In FastAPI, I receive a request from a client and make a determination on where I need to "forward" the request to. I make an underlying API request to another server using httpx and want to stream the request body that I receive from the client to that underlying server versus needing to load the entire request body into memory when I'm not performing any processing on that request.
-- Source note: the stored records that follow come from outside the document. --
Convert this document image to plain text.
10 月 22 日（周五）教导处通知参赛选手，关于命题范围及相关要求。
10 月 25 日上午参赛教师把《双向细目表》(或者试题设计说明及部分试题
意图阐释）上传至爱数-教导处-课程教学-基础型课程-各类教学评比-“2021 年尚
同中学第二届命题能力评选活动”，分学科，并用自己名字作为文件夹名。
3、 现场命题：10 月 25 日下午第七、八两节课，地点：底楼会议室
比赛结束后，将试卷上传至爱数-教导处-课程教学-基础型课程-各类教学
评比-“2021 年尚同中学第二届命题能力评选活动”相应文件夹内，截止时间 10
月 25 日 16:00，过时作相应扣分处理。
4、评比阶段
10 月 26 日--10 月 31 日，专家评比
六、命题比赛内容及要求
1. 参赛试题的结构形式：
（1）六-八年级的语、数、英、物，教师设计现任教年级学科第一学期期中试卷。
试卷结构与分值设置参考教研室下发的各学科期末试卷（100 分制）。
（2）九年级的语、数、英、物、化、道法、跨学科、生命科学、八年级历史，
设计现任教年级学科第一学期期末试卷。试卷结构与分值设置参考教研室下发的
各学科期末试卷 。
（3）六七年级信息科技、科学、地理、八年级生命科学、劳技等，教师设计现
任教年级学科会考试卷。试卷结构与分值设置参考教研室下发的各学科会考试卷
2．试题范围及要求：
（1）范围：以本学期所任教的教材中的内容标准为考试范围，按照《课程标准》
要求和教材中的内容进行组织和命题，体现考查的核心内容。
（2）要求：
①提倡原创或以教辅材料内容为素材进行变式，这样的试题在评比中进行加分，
This actually works relatively well however, when sending multiple requests in parallel I get a RuntimeError that the stream has been consumed.
File \"/usr/local/lib/python3.11/site-packages/starlette/requests.py\", line 218, in stream\n raise RuntimeError(\"Stream consumed\")
Functionally the implementation is similar to this:
from fastapi import FastAPI, Request
from httpx import AsyncClient
from fastapi.responses import JSONResponse
app = FastAPI()
async def forward_request(request: Request):
client = AsyncClient()
response = await client.request(
'POST', f'http://www.example.com/{request.url.path}', content=request.stream(),
)
if not response.is_success:
raise Exception('Error!')
# Processing on the response performed here.
return JSONResponse(response.json(), status_code=response.status_code)
app.add_route('/forward/{path:path}', forward_request, ['POST'])
How do I ensure that the request body that I receive from the client can successfully be streamed to an underlying service to avoid loading the entire request body into memory, and how do I ensure that parallel requests won't cause issues loading the stream?